Larry Lessig to Present the SCL Lecture 2008

October 14, 2007

SCL is delighted to announce that Professor Lawrence Lessig has agreed to give the SCL Lecture 2008 at the Institution of Engineering and Technology, Savoy Place, London on 30 April at 6.30 pm. This is an event which is sure to be thought-provking and make all think outside their ‘safe’ areas. It is likely to be of considerable interest to many in the IT industry as well as being an interesting event for IT lawyers.


Full details of the event will be posted on the SCL site when available and there will be an opportunity to book online. The date has been revised from the original date of 28 February.



Lawrence Lessig is a Professor of Law at Stanford Law School and founder of the school’s Center for Internet and Society. Prior to joining the Stanford faculty, he was the Berkman Professor of Law at Harvard Law School, and a Professor at the University of Chicago. He clerked for Judge Richard Posner on the 7th Circuit Court of Appeals and Justice Antonin Scalia on the United States Supreme Court. Professor Lessig represented web site operator Eric Eldred in the ground-breaking case Eldred v. Ashcroft, a challenge to the 1998 Sonny Bono Copyright Term Extension Act. He has won numerous awards, including the Free Software Foundation’s Freedom Award, and was named one of Scientific American’s Top 50 Visionaries, for arguing ‘against interpretations of copyright that could stifle innovation and discourse online’.
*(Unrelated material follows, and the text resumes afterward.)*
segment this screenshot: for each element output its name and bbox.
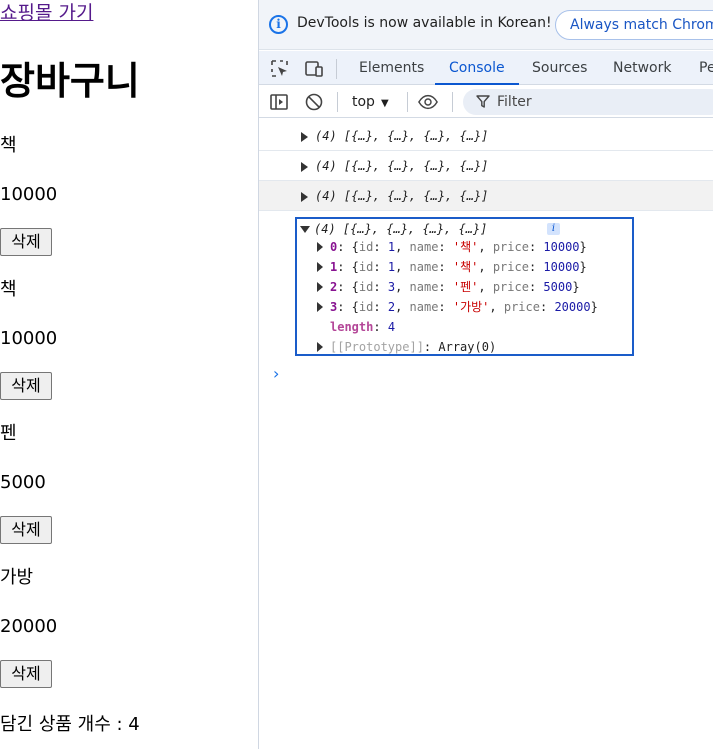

Professor Lessig is the author of Free Culture (2004), The Future of Ideas (2001) and Code and Other Laws of Cyberspace (1999). He chairs the Creative Commons project, and serves on the board of the Free Software Foundation, the Electronic Frontier Foundation, the Public Library of Science, and Public Knowledge. He is also a columnist for Wired. He earned a BA in economics and a BS in management from the University of Pennsylvania, an MA in philosophy from Cambridge, and a JD from Yale.


The lecture is dedicated to the memory of Alan Brakefield, Honorary Treasurer of the Society for 29 years and a founding member in 1973, who died in July.   Alan was a tireless servant of the Society. His commitment to the challenges of IT and the law was reflected in years of hard work administering the finances of the Society and of his wise counsel to successive Trustees.